Thacher Island gets its name from one of the earliest and still more poignant shipwrecks on the Massachusetts coast. In August of 1635 two young families sailed from Ipswich in a small pinnace bound for Marblehead, just over 25 miles away. John Avery was the newly appointed pastor in that already notorious town -- "because many there (the most being fishermen) were something remiss in their behavior." Avery's cousin Anthony Thacher was aboard, along with the two men's wives, their ten children, and other relatives, passengers, and four mariners, for a total of twenty-three.
According to Thacher's account in a letter to his brother in London, two days into the voyage (!) the pinnace's old sails blew out, and the sailors anchored for the night.
But before light it pleased the Lord to send so mighty a storm as the like was never known in New England since the English came, nor in the memory of the Indians.
It was so furious that our anchors came home. Whereupon the mariners let out more cable which at last slipped away. Then our sailors knew not what to do, but we were driven before wind and waves.

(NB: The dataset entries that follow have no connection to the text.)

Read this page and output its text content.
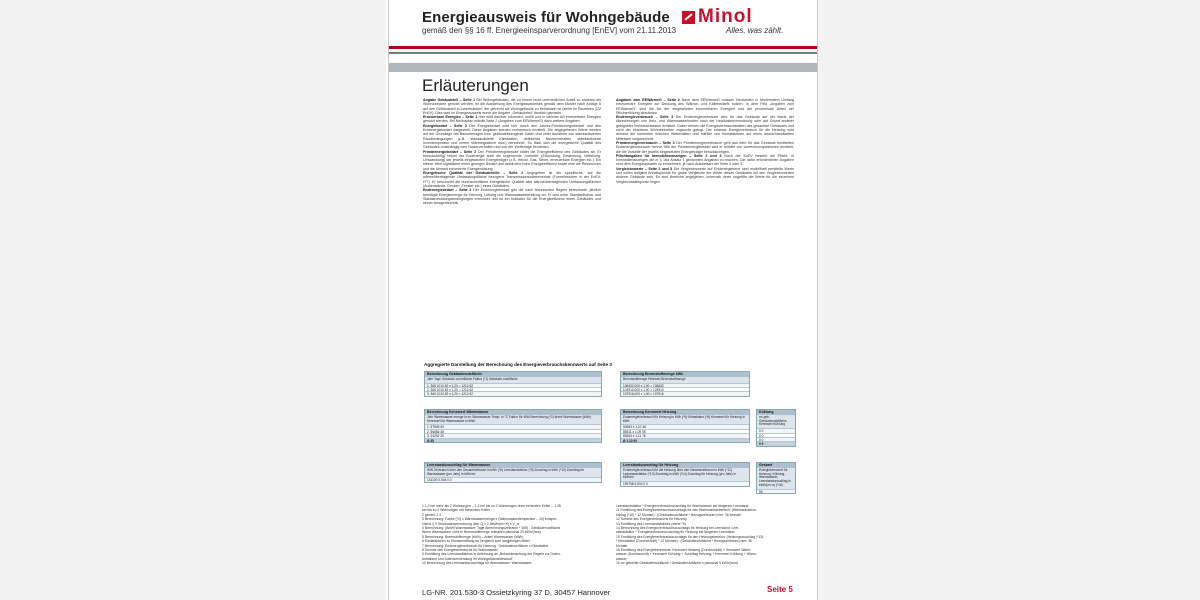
Energieausweis für Wohngebäude
gemäß den §§ 16 ff. Energieeinsparverordnung [EnEV] vom 21.11.2013
Minol
Alles, was zählt.
Erläuterungen

Angabe Gebäudeteil – Seite 1 Bei Wohngebäuden, die zu einem nicht unerheblichen Anteil zu anderen als Wohnzwecken genutzt werden, ist die Ausstellung des Energieausweises gemäß dem Muster nach Anlage 6 auf den Gebäudeteil zu beschränken, der getrennt als Wohngebäude zu behandeln ist (siehe im Einzelnen §22 EnEV). Dies wird im Energieausweis durch die Angabe „Gebäudeteil“ deutlich gemacht.

Erneuerbare Energien – Seite 1 Hier wird darüber informiert, wofür und in welcher Art erneuerbare Energien genutzt werden. Bei Neubauten enthält Seite 2 (Angaben zum EEWärmeG) dazu weitere Angaben.

Energiebedarf – Seite 2 Der Energiebedarf wird hier durch den Jahres-Primärenergiebedarf und den Endenergiebedarf dargestellt. Diese Angaben werden rechnerisch ermittelt. Die angegebenen Werte werden auf der Grundlage der Bauunterlagen bzw. gebäudebezogener Daten und unter Annahme von standardisierten Randbedingungen (z.B. standardisierte Klimadaten, definiertes Nutzerverhalten, standardisierte Innentemperatur und innere Wärmegewinne usw.) berechnet. So lässt sich die energetische Qualität des Gebäudes unabhängig vom Nutzerverhalten und von der Wetterlage beurteilen.

Primärenergiebedarf – Seite 2 Der Primärenergiebedarf bildet die Energieeffizienz des Gebäudes ab. Er berücksichtigt neben der Endenergie auch die sogenannte „Vorkette“ (Erkundung, Gewinnung, Verteilung, Umwandlung) der jeweils eingesetzten Energieträger (z.B. Heizöl, Gas, Strom, erneuerbare Energien etc.). Ein kleiner Wert signalisiert einen geringen Bedarf und damit eine hohe Energieeffizienz sowie eine die Ressourcen und die Umwelt schonende Energienutzung.

Energetische Qualität der Gebäudehülle – Seite 2 Angegeben ist der spezifische, auf die wärmeübertragende Umfassungsfläche bezogene Transmissionswärmeverlust (Formelzeichen in der EnEV: H'T). Er beschreibt die durchschnittliche energetische Qualität aller wärmeübertragenden Umfassungsflächen (Außenwände, Decken, Fenster etc.) eines Gebäudes.

Endenergiebedarf – Seite 2 Der Endenergiebedarf gibt die nach technischen Regeln berechnete, jährlich benötigte Energiemenge für Heizung, Lüftung und Warmwasserbereitung an. Er wird unter Standardklima- und Standardnutzungsbedingungen errechnet und ist ein Indikator für die Energieeffizienz eines Gebäudes und seiner Anlagentechnik.

Angaben zum EEWärmeG – Seite 2 Nach dem EEWärmeG müssen Neubauten in bestimmtem Umfang erneuerbare Energien zur Deckung des Wärme- und Kältebedarfs nutzen. In dem Feld „Angaben zum EEWärmeG“ sind die Art der eingesetzten erneuerbaren Energien und der prozentuale Anteil der Pflichterfüllung abzulesen.

Endenergieverbrauch – Seite 3 Der Endenergieverbrauch wird für das Gebäude auf der Basis der Abrechnungen von Heiz- und Warmwasserkosten nach der Heizkostenverordnung oder auf Grund anderer geeigneter Verbrauchsdaten ermittelt. Dabei werden die Energieverbrauchsdaten des gesamten Gebäudes und nicht der einzelnen Wohneinheiten zugrunde gelegt. Der erfasste Energieverbrauch für die Heizung wird anhand der konkreten örtlichen Wetterdaten und mithilfe von Klimafaktoren auf einen deutschlandweiten Mittelwert umgerechnet.

Primärenergieverbrauch – Seite 3 Der Primärenergieverbrauch geht aus dem für das Gebäude ermittelten Endenergieverbrauch hervor. Wie der Primärenergiebedarf wird er mithilfe von Umrechnungsfaktoren ermittelt, die die Vorkette der jeweils eingesetzten Energieträger berücksichtigen.

Pflichtangaben für Immobilienanzeigen – Seite 2 und 3 Nach der EnEV besteht die Pflicht, in Immobilienanzeigen die in § 16a Absatz 1 genannten Angaben zu machen. Die dafür erforderlichen Angaben sind dem Energieausweis zu entnehmen, je nach Ausweisart der Seite 2 oder 3.

Vergleichswerte – Seite 2 und 3 Die Vergleichswerte auf Endenergiebene sind modellhaft ermittelte Werte und sollen lediglich Anhaltspunkte für grobe Vergleiche der Werte dieses Gebäudes mit den Vergleichswerten anderer Gebäude sein. Es sind Bereiche angegeben, innerhalb derer ungefähr die Werte für die einzelnen Vergleichskategorien liegen.

Aggregierte Darstellung der Berechnung des Energieverbrauchskennwerts auf Seite 3
Berechnung Gebäudenutzfläche
Jahr Tage Gebäude-wohnfläche Faktor (*1) Gebäude-nutzfläche
1. 365 1010,52 x 1,20 = 1212,62
2. 365 1010,52 x 1,20 = 1212,62
3. 365 1010,52 x 1,20 = 1212,62
Berechnung Brennstoffmenge kWh
Brennstoffmenge Heizwert Brennstoffmenge
108432,000 x 1,00 = 108432
124910,000 x 1,00 = 124910
107516,000 x 1,00 = 107516
Berechnung Kennwert Warmwasser
Jahr Warmwasser-menge in m³ Warmwasser Temp. in °C Faktor für WW-Berechnung (*2) Anteil Warmwasser (kWh) Kennwert für Warmwasser in kWh
1. 57849 49
2. 56666 48
3. 24252 20
Ø 35
Berechnung Kennwert Heizung
Endenergieverbrauch für Heizung in kWh (*5) Klimafaktor (*6) Kennwert für Heizung in kWh
50583 x 1,10 46
85911 x 1,09 59
83264 x 1,11 76
Ø 1,10 60
Kühlung
m² geb. Gebäudenutzfläche Kennwert Kühlung
0 0
0 0
0 0
0 0
Leerstandszuschlag für Warmwasser
WW-Verbrauch über den Gesamtzeitraum in kWh (*8) Leerstandsfaktor (*9) Zuschlag in kWh (*10) Zuschlag für Warmwasser (pro Jahr) in kWh/m²
141100 0,004 0 0
Leerstandszuschlag für Heizung
Endenergieverbrauch für die Heizung über den Gesamtzeitraum in kWh (*12) Leerstandsfaktor (*13) Zuschlag in kWh (*14) Zuschlag für Heizung (pro Jahr) in kWh/m²
199758 0,004 0 0
Gesamt
Energiekennwert für Heizung, Kühlung, Warmwasser, Leerstandszuschlag in kWh/(m²·a) (*16)
99
1 1,2 bei mehr als 2 Wohnungen – 1,2 bei bis zu 2 Wohnungen ohne beheizten Keller – 1,35
bei bis zu 2 Wohnungen mit beheiztem Keller
2 gemeß 2.3
3 Berechnung: Faktor (*2) x Warmwassermenge x (Warmwassertemperatur – 10) entspre-
chend § 9 Heizkostenverordnung über Q = 2,5kWh/(m³·K) x V_w
4 Berechnung: (Anteil Warmwasser: Tage Abrechnungszeitraum * 365) : Gebäudenutzfläche
Wenn Warmwasser nicht in Brennstoffmenge enthalten pauschal 20 kWh/(m²a)
5 Berechnung: Brennstoffmenge (kWh) – Anteil Warmwasser (kWh)
6 Klimafaktoren zu Klimaermittlung im Vergleich zum langjährigen Mittel
7 Berechnung: Endenergieverbrauch für Heizung : Gebäudenutzfläche x Klimafaktor
8 Summe des Energieverbrauchs für Warmwasser
9 Ermittlung des Leerstandfaktors in Anlehnung an „Bekanntmachung der Regeln zur Daten-
aufnahme und Datenverwendung im Wohngebäudebestand“
10 Berechnung des Leerstandszuschlags für Warmwasser: Warmwasser-
Leerstandsfaktor * Energieverbrauchszuschlag für Warmwasser bei längerem Leerstand
11 Ermittlung des Energieverbrauchszuschlags für den Warmwasserbereich: (Warmwasserzu-
schlag (*10) * 12 Monate) : (Gebäudenutzfläche * Bezugszeitraum) hier: 36 Monate
12 Summe des Energieverbrauchs für Heizung
13 Ermittlung des Leerstandsfaktors (siehe *9)
14 Berechnung des Energieverbrauchszuschlags für Heizung bei Leerstand: Leer-
standsfaktor * Energieverbrauchszuschlag für Heizung bei längerem Leerstand
15 Ermittlung des Energieverbrauchszuschlags für den Heizungsbereich: (Heizungszuschlag (*13)
* Klimafaktor (Durchschnitt) * 12 Monate) : (Gebäudenutzfläche * Bezugszeitraum) hier: 36
Monate
16 Ermittlung des Energiekennwerts: Kennwert Heizung (Durchschnitt) + Kennwert Warm-
wasser (Durchschnitt) + Kennwert Kühlung + Zuschlag Heizung + Kennwert Kühlung + Warm-
wasser
16 m² gekühlte Gebäudenutzfläche / Gebäudenutzfläche x pauschal 5 kWh/(m²a)
LG-NR. 201.530-3 Ossietzkyring 37 D, 30457 Hannover	Seite 5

The pinnace fetched up on a small rocky island just east of Cape Ann, where:
The waves came furiously and violently over us and against us. . . but beat her all to pieces. Now. . . consider my misery who beheld the ship broken. . . my goods and provisions swimming in the seas, my friends almost drowned, and mine own poor children. . . before mine eyes drown and ready to be swallowed up and dashed to pieces against the rocks by the merciless waves, and myself ready to accompany them.
{all quotations ECP pp.6-7}
In the event, Thacher and his wife Elizabeth washed ashore and survived. All ten children from the two families were drowned, along with the other adults, and the sailors.
Afterwards, with an act of almost cruelly ironic generosity, the Massachusetts General Court gave to the Thachers the title to the island which still bears their name.